Sul tema del lavoro e delle risorse umane e del precariato, Orfeo ha parlato di una questione “molto presente” in Rai e “lo sarà ancora di più davanti all’impegno preso con il contratto di servizio”, anticipando l’impegno formale “di dedicare una seduta straordinaria del Cda sulla situazione del precariato in Rai”.

Quanto al capitolo disabili e inclusione, “c’è massima attenzione, il Segretariato sociale è molto impegnato nelle sue funzioni di contatto con queste associazioni e cittadini”, e la reputazione della corporation Rai “è elevata”, ha tenuto a sottolineare Orfeo, aggiungendo che certo “l’impegno non basta mai in questo caso, e da parte di Rai ci sarà sempre più attenzione e il contratto di servizio dà un segnale forte in tal senso perchè venga garantita una copertura massima”.

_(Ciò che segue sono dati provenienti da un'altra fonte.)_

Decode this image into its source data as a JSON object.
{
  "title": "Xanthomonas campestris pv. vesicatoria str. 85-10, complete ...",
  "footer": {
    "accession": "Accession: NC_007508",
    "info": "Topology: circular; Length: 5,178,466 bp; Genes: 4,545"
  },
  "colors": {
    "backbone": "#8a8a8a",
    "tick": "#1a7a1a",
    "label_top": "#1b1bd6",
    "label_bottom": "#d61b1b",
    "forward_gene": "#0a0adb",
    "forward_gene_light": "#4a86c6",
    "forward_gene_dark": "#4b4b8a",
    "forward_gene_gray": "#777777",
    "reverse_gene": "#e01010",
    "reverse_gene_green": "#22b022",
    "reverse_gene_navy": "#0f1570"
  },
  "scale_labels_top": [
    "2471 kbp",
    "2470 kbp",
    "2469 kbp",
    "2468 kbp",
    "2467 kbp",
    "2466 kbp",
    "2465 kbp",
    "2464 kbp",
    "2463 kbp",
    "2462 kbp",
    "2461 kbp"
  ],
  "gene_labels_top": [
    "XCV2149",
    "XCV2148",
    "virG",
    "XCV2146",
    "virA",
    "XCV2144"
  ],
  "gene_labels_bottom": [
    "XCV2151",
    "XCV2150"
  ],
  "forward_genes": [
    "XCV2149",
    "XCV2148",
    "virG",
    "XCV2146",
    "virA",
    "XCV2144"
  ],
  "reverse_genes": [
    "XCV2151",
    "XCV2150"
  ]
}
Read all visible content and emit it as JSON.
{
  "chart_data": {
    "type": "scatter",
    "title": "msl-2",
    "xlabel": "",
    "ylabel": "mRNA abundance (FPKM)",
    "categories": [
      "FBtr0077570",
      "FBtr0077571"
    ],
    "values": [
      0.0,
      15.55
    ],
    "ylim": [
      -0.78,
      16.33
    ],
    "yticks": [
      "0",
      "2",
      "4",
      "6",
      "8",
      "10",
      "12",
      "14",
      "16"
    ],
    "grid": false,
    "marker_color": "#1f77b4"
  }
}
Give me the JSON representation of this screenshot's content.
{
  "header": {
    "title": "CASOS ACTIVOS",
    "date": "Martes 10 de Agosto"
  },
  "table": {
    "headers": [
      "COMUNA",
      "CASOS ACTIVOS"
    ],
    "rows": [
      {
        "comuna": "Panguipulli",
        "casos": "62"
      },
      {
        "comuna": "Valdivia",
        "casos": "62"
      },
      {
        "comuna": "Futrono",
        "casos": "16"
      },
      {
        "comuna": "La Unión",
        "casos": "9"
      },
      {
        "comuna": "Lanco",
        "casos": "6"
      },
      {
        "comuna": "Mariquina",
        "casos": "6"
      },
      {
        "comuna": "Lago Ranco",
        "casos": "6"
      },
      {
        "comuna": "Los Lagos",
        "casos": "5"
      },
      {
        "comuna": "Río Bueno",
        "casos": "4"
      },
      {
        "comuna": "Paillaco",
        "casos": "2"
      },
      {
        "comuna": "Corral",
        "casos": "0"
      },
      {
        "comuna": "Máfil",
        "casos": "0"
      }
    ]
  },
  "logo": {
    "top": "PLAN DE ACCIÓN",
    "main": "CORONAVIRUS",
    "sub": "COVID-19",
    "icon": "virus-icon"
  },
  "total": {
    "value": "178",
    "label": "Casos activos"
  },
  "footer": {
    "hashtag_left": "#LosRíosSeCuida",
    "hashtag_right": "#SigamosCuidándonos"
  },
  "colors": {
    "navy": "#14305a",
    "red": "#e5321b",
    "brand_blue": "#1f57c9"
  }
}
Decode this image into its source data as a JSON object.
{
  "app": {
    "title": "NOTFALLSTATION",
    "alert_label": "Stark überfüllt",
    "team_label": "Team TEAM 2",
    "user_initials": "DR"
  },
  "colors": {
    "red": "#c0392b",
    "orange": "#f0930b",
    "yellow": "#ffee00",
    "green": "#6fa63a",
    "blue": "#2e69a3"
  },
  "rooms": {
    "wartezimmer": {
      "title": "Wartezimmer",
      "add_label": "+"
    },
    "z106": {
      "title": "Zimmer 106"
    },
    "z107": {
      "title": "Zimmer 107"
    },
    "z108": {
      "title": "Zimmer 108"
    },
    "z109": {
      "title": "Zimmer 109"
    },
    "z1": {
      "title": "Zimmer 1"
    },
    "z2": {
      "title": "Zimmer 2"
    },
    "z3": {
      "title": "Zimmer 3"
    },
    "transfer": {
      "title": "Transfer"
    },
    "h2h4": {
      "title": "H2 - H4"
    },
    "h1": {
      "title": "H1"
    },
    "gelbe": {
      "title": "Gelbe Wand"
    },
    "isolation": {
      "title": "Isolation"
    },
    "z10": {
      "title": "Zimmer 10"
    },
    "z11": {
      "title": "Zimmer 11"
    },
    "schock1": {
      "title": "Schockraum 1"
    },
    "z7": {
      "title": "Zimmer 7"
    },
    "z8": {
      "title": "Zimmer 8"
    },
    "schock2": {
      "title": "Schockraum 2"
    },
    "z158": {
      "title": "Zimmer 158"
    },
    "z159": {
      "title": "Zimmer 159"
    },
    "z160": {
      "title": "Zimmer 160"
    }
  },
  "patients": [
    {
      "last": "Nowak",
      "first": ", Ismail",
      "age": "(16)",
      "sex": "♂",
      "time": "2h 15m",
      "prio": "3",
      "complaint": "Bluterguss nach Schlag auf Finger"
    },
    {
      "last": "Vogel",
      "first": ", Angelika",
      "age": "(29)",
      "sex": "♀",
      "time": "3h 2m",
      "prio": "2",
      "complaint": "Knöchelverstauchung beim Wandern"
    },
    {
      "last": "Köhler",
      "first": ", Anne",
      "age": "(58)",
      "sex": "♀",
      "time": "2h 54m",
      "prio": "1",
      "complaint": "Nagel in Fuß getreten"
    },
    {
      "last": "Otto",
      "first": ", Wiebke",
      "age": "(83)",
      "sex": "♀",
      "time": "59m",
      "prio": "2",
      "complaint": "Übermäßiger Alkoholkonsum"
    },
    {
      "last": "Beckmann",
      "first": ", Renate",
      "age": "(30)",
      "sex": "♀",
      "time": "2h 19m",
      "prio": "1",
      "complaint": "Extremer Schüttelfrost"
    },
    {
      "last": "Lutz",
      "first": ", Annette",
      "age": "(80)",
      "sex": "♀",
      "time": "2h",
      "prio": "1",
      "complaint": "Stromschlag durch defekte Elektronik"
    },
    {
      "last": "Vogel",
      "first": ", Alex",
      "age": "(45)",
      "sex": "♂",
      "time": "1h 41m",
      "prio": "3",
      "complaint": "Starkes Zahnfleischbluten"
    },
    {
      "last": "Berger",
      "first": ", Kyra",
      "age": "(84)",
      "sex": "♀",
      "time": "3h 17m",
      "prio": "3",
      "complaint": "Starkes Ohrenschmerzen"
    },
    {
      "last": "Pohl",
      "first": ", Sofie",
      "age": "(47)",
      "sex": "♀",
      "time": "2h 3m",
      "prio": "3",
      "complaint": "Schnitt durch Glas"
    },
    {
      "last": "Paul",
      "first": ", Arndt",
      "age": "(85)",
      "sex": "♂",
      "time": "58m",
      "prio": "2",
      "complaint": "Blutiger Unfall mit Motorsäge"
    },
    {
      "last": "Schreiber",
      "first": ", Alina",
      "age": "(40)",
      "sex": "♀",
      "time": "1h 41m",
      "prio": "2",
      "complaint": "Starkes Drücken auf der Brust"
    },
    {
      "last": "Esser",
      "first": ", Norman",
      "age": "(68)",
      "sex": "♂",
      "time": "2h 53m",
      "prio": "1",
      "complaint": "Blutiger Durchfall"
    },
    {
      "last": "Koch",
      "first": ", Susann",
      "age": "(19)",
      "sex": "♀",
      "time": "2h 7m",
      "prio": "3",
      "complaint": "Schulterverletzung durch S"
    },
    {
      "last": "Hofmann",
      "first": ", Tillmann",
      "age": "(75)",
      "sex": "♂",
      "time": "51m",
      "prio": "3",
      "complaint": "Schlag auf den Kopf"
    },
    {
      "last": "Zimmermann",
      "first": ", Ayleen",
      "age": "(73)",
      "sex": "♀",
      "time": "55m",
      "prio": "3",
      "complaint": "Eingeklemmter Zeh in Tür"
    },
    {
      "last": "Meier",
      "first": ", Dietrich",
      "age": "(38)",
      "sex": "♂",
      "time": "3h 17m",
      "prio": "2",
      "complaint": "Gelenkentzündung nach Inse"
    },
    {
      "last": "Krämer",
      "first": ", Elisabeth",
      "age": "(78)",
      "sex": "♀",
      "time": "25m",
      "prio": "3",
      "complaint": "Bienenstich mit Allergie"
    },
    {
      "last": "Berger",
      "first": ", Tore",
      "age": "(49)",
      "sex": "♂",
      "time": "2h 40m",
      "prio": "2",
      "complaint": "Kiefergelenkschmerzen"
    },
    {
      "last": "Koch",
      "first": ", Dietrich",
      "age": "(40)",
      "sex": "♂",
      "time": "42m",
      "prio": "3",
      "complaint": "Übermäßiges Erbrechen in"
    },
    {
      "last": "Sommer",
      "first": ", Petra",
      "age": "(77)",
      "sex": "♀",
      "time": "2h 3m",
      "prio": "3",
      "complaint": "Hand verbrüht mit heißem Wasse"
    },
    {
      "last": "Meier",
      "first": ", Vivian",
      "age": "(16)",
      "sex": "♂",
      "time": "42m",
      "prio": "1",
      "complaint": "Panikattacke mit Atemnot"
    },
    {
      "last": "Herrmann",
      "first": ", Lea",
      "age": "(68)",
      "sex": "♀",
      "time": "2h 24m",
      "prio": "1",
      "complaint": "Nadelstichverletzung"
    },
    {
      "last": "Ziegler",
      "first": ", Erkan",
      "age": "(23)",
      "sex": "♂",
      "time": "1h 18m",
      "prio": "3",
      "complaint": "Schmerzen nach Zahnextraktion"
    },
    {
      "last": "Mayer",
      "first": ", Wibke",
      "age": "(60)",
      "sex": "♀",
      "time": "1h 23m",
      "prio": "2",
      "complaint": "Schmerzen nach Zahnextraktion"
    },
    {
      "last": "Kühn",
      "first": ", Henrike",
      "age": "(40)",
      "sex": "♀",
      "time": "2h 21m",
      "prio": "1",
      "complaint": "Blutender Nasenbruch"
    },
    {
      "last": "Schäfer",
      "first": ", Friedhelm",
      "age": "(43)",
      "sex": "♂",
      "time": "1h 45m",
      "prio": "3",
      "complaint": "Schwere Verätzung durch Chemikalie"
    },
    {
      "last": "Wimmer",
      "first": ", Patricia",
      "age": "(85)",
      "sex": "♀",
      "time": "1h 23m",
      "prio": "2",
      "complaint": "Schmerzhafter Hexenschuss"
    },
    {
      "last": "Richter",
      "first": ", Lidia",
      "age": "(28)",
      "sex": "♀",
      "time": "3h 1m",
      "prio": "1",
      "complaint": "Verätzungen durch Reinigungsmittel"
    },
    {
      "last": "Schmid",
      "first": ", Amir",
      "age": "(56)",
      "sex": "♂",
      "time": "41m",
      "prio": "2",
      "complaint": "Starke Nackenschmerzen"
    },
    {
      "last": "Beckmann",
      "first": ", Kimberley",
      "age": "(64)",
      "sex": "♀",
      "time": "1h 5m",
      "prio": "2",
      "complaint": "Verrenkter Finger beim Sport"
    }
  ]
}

Orfeo ha parlato anche della raccolta pubblicitaria. “Nei primi sei mesi dell’anno c’era stata qualche contrazione ma da settembre a novembre segna un + 2 milioni sull’anno precedente”, ha detto, aggiungendo: “non c’è alcun calo legato né a Fazio né ad altri programmi della nuova stagione”. E sul nuovo programma di Michele Santoro – che torna a gennaio su Rai3 – ha detto che “verrà interamente realizzato nel centro di produzione di Torino”.